Der Gründer von SINA, Graf Ernesto Bocca aus Turin, war ehemals Besitzer einer Gerberei-Fabrik mit 2000 Angestellten. Er ist verheiratet mit Ida Visconti di Modrone, einer Cousine des Filmregisseurs Luchino Visconti. Seine Leidenschaft gilt luxuriösen Reisen. Als er einen erfahrenen Partner aus der Hotelbranche findet, verkauft er die Fabrik, um seinen Traum von eigenen Hotels Wirklichkeit werden zu lassen.

1959 kann er das herrschaftliche Anwesen der Familie Medici in Florenz erwerben. Nach sorgfältigen Umbau- und Renovationsarbeiten wird sein erstes Haus, das Grand Hotel Villa Medici, 1960 eröffnet. Es folgen Hotels in Rom, Mailand und Venedig. Nach dem Tod von Ernesto Bocca 1990 übernehmen seine Kinder Bernabò und Matilde die Leitung von SINA. Heute kann die Gruppe zehn Häuser ihr Eigen nennen.

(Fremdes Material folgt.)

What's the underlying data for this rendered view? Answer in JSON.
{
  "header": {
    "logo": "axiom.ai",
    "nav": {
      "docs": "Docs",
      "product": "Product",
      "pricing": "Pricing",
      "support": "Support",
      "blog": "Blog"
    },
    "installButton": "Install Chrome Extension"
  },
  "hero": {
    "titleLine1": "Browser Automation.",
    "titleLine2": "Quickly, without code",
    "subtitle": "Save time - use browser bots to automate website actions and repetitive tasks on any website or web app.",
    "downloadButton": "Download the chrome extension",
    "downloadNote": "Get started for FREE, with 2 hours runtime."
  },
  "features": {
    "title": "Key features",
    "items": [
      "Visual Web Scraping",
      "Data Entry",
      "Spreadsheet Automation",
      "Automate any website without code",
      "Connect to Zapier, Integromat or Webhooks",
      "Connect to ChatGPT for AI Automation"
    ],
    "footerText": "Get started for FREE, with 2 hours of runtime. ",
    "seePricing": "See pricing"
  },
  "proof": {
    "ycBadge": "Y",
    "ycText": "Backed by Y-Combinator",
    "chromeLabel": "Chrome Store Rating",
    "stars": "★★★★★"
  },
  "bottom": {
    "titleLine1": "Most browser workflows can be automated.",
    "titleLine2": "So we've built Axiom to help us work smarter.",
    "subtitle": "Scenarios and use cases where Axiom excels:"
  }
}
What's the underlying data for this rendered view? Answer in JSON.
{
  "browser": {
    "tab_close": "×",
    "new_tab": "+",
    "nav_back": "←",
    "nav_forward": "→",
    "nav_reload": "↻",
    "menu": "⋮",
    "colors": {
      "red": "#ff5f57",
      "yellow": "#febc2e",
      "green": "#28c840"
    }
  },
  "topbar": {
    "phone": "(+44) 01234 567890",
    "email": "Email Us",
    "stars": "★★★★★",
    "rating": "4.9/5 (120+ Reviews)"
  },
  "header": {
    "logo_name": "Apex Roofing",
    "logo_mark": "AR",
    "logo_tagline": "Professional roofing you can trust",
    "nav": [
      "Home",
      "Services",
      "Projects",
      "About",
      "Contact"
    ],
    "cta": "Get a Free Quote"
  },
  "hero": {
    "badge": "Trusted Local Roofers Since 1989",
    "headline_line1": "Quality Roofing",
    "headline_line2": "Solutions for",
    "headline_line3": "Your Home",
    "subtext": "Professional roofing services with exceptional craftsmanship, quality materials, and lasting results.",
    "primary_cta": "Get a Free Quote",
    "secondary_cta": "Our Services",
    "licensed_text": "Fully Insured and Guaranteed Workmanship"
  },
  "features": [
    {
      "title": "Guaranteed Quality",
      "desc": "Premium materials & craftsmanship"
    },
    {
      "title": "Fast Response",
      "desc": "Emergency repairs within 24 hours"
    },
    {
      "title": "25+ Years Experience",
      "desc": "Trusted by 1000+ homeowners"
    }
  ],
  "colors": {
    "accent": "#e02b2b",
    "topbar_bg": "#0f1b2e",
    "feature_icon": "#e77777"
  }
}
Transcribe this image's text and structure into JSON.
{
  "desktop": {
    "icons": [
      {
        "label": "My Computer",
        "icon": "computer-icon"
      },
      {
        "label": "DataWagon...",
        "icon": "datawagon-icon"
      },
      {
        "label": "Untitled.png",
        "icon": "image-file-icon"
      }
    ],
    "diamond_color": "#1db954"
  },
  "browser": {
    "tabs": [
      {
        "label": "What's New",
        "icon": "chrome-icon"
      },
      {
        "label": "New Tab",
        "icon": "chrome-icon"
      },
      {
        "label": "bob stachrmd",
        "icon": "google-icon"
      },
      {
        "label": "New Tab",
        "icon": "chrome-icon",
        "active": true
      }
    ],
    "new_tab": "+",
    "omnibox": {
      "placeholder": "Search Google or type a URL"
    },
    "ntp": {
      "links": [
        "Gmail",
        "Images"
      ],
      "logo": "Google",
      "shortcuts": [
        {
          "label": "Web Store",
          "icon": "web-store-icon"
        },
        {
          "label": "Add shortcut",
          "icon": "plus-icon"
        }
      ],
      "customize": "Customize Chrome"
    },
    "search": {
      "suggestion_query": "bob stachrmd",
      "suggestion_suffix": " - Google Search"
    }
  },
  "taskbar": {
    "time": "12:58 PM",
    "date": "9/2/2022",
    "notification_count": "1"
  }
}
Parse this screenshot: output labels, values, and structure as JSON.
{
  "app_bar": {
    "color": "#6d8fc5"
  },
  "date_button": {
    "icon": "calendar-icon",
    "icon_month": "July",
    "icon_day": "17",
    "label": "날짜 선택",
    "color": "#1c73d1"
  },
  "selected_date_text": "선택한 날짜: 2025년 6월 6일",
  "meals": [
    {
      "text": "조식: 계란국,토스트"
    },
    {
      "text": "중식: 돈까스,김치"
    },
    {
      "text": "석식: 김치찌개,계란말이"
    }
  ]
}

Dank den verwandtschaftlichen Beziehungen zu England und dem grossen Interesse der Engländer an Italiens historischen Stätten zählt das Brufani Palace und die Stadt Perugia zu einem bevorzugten Reiseziel aus dem Vereinigten Königreich. So präsentiert das Hotel bei der Reception stolz die Fotos vom Besuch der Queen Mother, die 1992 hier residiert hat.